Avec sa Dame de bonheur, Bluma Finkelstein continue à nous enchanter.

Bluma Finkelstein demeure un poète encore méconnu. On peut pourtant dire d’elle qu’il s’agit d’une voix majeure de la littérature israélienne francophone contemporaine.

Son livre La petite fille au fond du jardin (Diabase, 2000) a profondément touché de nombreux lecteurs et elle a été, en 2019, lauréate du prix international Benjamin Fondane.

 

Avec sa Dame de bonheur, elle continue à nous enchanter.

 

Mais qui est donc cette « Dame de bonheur » sur les pas de laquelle Bluma Finkelstein nous entraîne sans répit ?

Quelle est cette fée qui semble l’envelopper et la protéger ? S’agit-il d’une sainte patronne ? D’un ange gardien ? S’agit-il de sa mère, cette dame à la « chevelure noire enroulée en nattes autour de sa tête » ? Ne s’agit-il pas, plutôt, de Bluma Finkelstein elle-même sous les traits d’une enfant radieuse quand « tout brillait » et que « les rosiers changeaient leurs épines en épices d’Orient » ?

Oui, nous dit le poète, l’enfance est cette « divine escale sur le versant éclairé de l’existence » à une époque de la vie où l’on croit « presque à l’immortalité ».
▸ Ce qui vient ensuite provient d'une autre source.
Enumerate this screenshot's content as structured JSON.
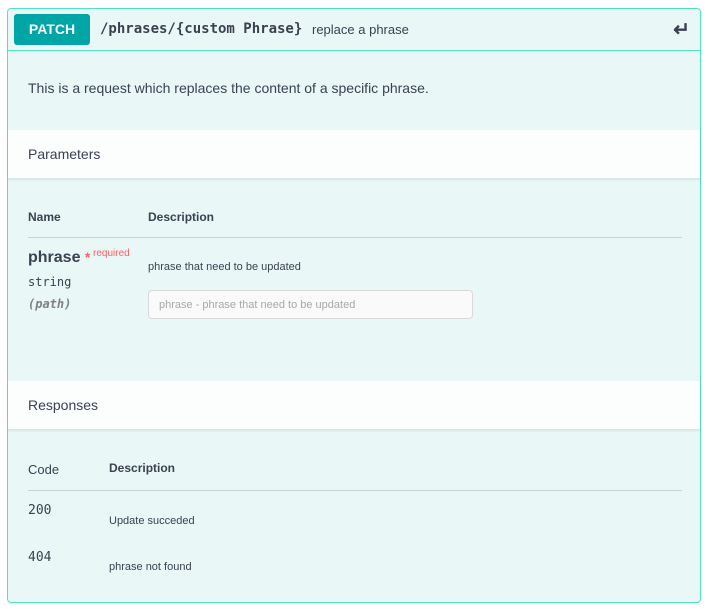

Vert paradis de l’enfance, donc, ce « temps des mythes et des histoires heureuses où tout finit bien », avec ses « printemps embaumés » et ses « orangers en fleurs, ses « rayons du soleil plus sucrés que le vin de Cana ». Mais plus dur, on le sait, sera la chute. « Pourquoi après le ciel radieux, cette « avalanche de neiges grises »  et ces routes « inondées du sang des innocents » ?

 

Alors pour faire face, Bluma Finkelstein sort sa « grammaire de survie ». Elle s’arc-boute sur un mot-clé : la connaissance. « Le bonheur est l’effet de la connaissance, écrit-elle, c’est là que Dieu respire ».

Ailleurs, elle dit : « Ne te dépêche pas d’arriver, apprends » ou encore ceci : « cherche au lieu de courir ».

Autant d’injonctions dans un monde qu’elle sent marquée par la montée des périls, par toute cette « chair brûlée / sur la terre des promesses ».

 

Le poète est là, à l’heure où l’on parle plutôt de murs et de frontières, de « routes vaines qui s’enfoncent dans les souterrains », le poète est là pour « créer des ponts ».

C’est sans doute à cette condition que la dame de bonheur pourra retrouver, un jour, droit de cité.